Pound sterling is a key barometer of Brexit uncertainty

PoundsTCThe BoE, Fed, and other global central banks have all but reached the limits of their policy playbooks

Ann-Katrin Petersen, investment strategist at Allianz Global Investor | Investors and companies still need to prepare for a wide range of scenarios: Orderly Brexit on the terms specified in the current withdrawal deal? Cross-party support for an alternative option? Further Art. 50 extension due to snap elections, a second referendum (or both…)? A disorderly “no deal” crash-out?

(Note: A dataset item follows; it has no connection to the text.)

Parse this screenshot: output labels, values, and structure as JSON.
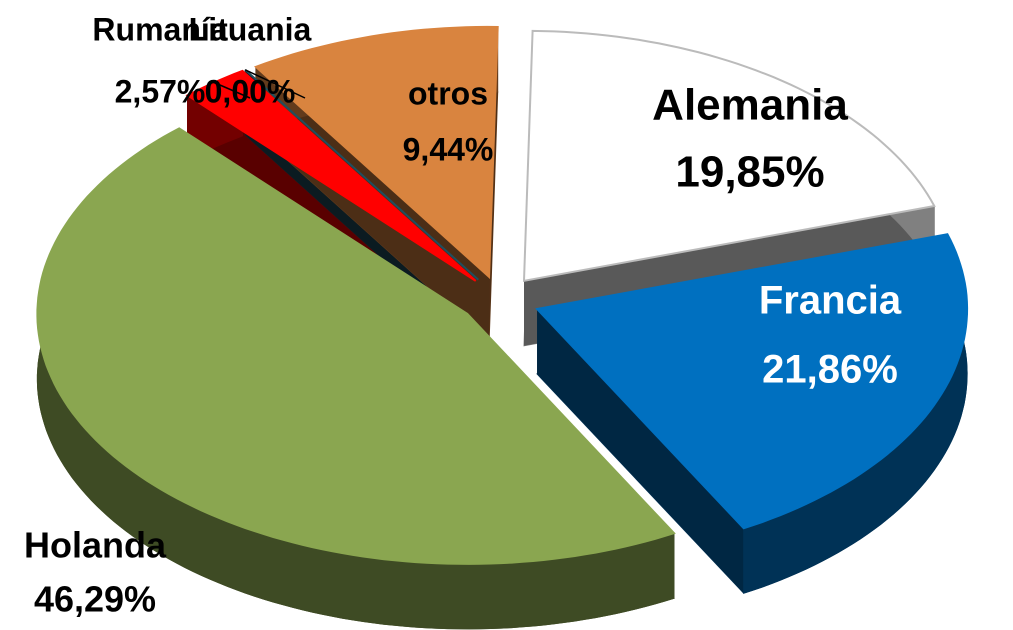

Tension between a new UK government committed to the default outcome of leaving the EU without a deal on 31 October and a parliament that still looks staunchly opposed to a no-deal crash out has continued to build. Over summer, the speculation therefore seems to have ripened that a political process – probably a general election, perhaps a second referendum – seems to be the only way out of the political impasse when UK Parliament reconvenes on 3 September after its summer recess and a deal is not agreed, provided new PM Boris Johnson doesn’t dare to venture into the unknown terrain of a prorogation of parliament.

The pound sterling is a key barometer of Brexit uncertainty: the more uncertain the UK political environment, the weaker the GBP, and vice versa. A structural appreciation of GBP, which we deem to be undervalued, necessitates more clarity and a benign decision in the Brexit discussion.